AI treatment of acute renal damage patients boosts recovery rate by 70 %

Posted August. 29, 2017 07:08,   

Updated August. 29, 2017 07:46

한국어

AI treatment of acute renal damage patients boosts recovery rate by 70 %
Clinical treatment involving artificial intelligence was adopted for the patients of acute renal impairment for the first time in Korea, suggesting that the recovery possibility has improved by 70 percent.

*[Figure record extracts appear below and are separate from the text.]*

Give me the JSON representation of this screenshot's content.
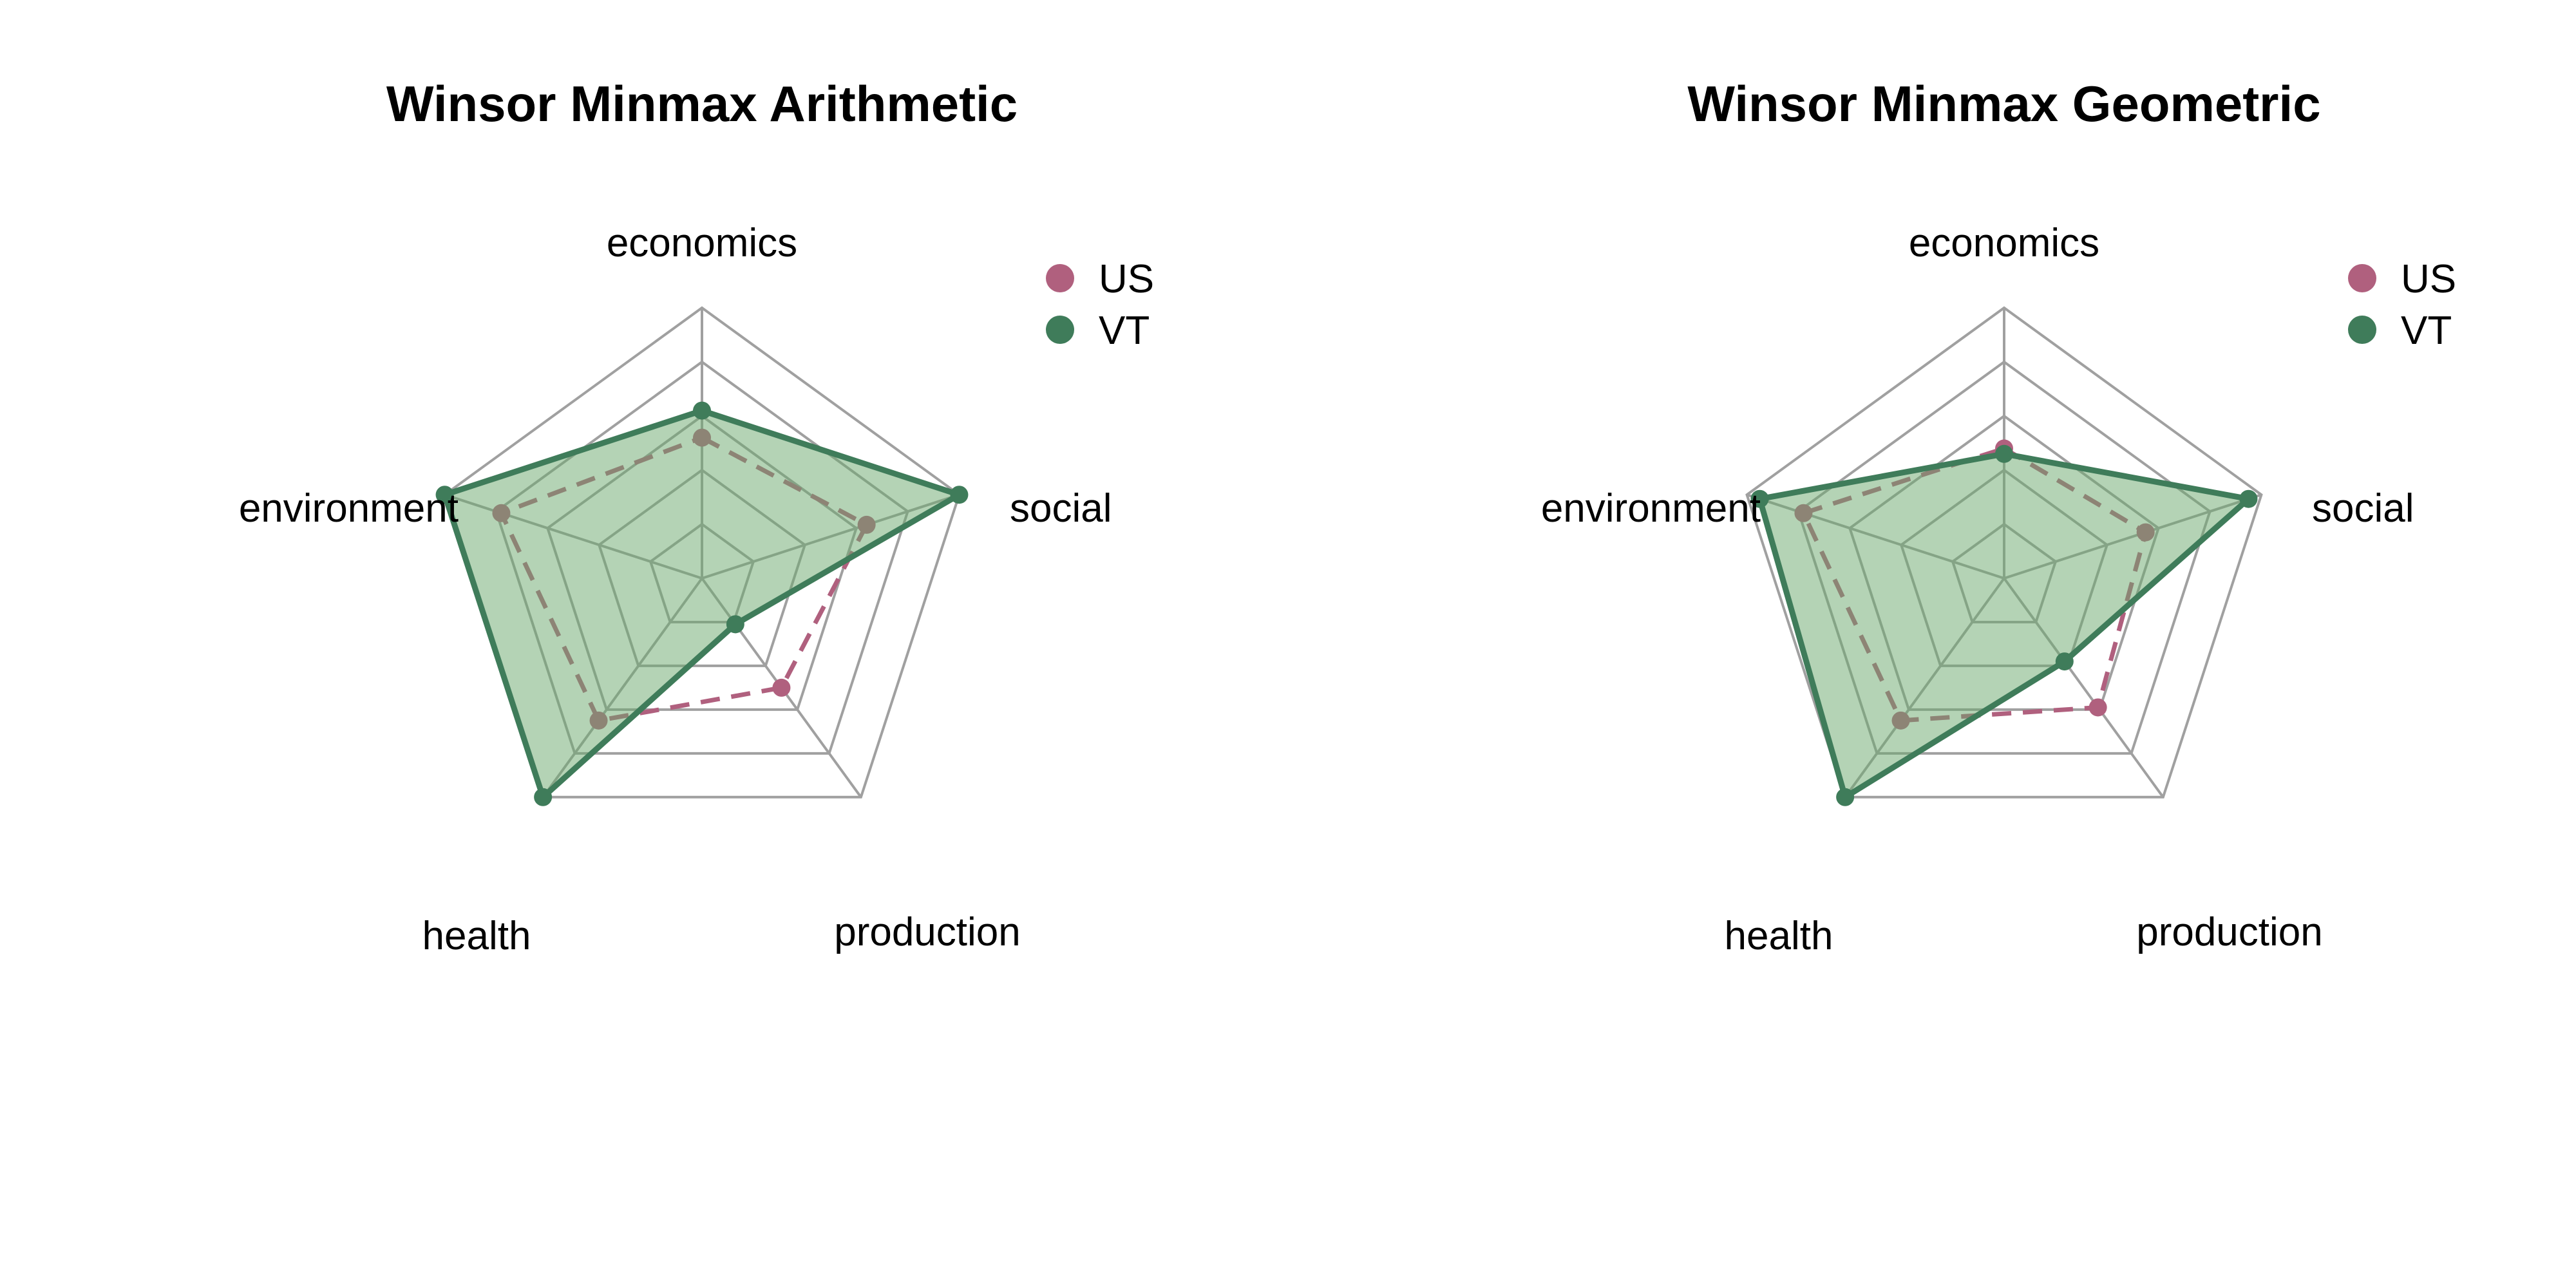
{
  "chart_data": [
    {
      "type": "radar",
      "title": "Winsor Minmax Arithmetic",
      "axes": [
        "economics",
        "social",
        "production",
        "health",
        "environment"
      ],
      "range": [
        0,
        1
      ],
      "grid_levels": 5,
      "grid": true,
      "legend_placement": "top-right",
      "series": [
        {
          "name": "US",
          "color": "#b0607e",
          "line_style": "dashed",
          "filled": false,
          "values": [
            0.52,
            0.64,
            0.5,
            0.65,
            0.78
          ]
        },
        {
          "name": "VT",
          "color": "#3f7c5a",
          "line_style": "solid",
          "filled": true,
          "fill_color": "#6aa76b",
          "values": [
            0.62,
            1.0,
            0.21,
            1.0,
            1.0
          ]
        }
      ]
    },
    {
      "type": "radar",
      "title": "Winsor Minmax Geometric",
      "axes": [
        "economics",
        "social",
        "production",
        "health",
        "environment"
      ],
      "range": [
        0,
        1
      ],
      "grid_levels": 5,
      "grid": true,
      "legend_placement": "top-right",
      "series": [
        {
          "name": "US",
          "color": "#b0607e",
          "line_style": "dashed",
          "filled": false,
          "values": [
            0.48,
            0.55,
            0.59,
            0.65,
            0.78
          ]
        },
        {
          "name": "VT",
          "color": "#3f7c5a",
          "line_style": "solid",
          "filled": true,
          "fill_color": "#6aa76b",
          "values": [
            0.46,
            0.95,
            0.38,
            1.0,
            0.95
          ]
        }
      ]
    }
  ]
}
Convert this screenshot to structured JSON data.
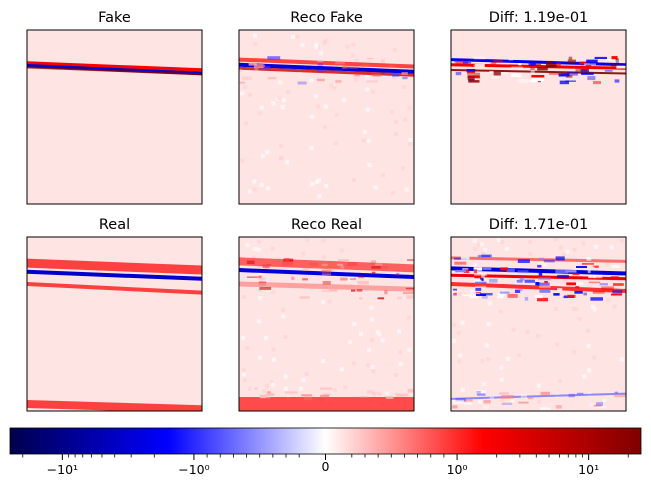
{
  "chart_data": {
    "type": "heatmap",
    "panels": [
      {
        "title": "Fake",
        "kind": "fake"
      },
      {
        "title": "Reco Fake",
        "kind": "reco_fake"
      },
      {
        "title": "Diff: 1.19e-01",
        "kind": "diff_fake"
      },
      {
        "title": "Real",
        "kind": "real"
      },
      {
        "title": "Reco Real",
        "kind": "reco_real"
      },
      {
        "title": "Diff: 1.71e-01",
        "kind": "diff_real"
      }
    ],
    "colormap": "seismic",
    "colorbar": {
      "scale": "symlog",
      "range": [
        -25,
        25
      ],
      "ticks": [
        {
          "value": -10,
          "label": "−10¹"
        },
        {
          "value": -1,
          "label": "−10⁰"
        },
        {
          "value": 0,
          "label": "0"
        },
        {
          "value": 1,
          "label": "10⁰"
        },
        {
          "value": 10,
          "label": "10¹"
        }
      ]
    },
    "axes_ticks": "hidden"
  }
}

This marks the first time to try such a treatment procedure where AI computers assess the renal function of patients and inform the medial staff, thereby assessing the effect of treatment.  

 

In June 2014, a medical research team from the Department of Kidney Internal Medicine at Seoul National University Bundang Hospital, led by Prof. Kim Se-jung and Jin Ho-jun, developed an artificial intelligence monitoring system for acute renal impairment patients along with the hospital’s medical information unit. On last Monday, the two professors and their team analyzed major indicators of acute renal impairment of both pre-treatment (1,884) and post-treatment patients (1,309), the introduction of the AI system increased the rate of expedited treatment by 6.13 times. The system also boosted the recovery possibility by 70 percent. By contrast, the introduction of the system lowered the possibility of the patient’s condition developing into serious acute renal impairment by 25 percent, which requires dialysis.

 

The AI system makes an early detection of acute renal damage by analyzing the result of blood test in the latest six months and immediately informs the doctor after categorizing the damage level into three and identifying the case. Acute renal impairment is a condition in which the patient’s kidney cells are damaged, and his renal function rapidly deteriorates, which requires dialysis or could even lead to death when left unattended at earlier stages. The death rate of acute renal impairment at intensive care units runs as high as 50 percent.  

 

“For now, the progress is at an early stage where the system can notify the diagnosis in real-time," ,” said Prof. Kim. "Our goal is to advance the technology further to predict the renal damage of inpatients and automatically provide the doctors with instructions tailored to the needs of the patients concerned." The research findings were published in the American Journal of Kidney Diseases, one of the most prestigious academic journals on kidney.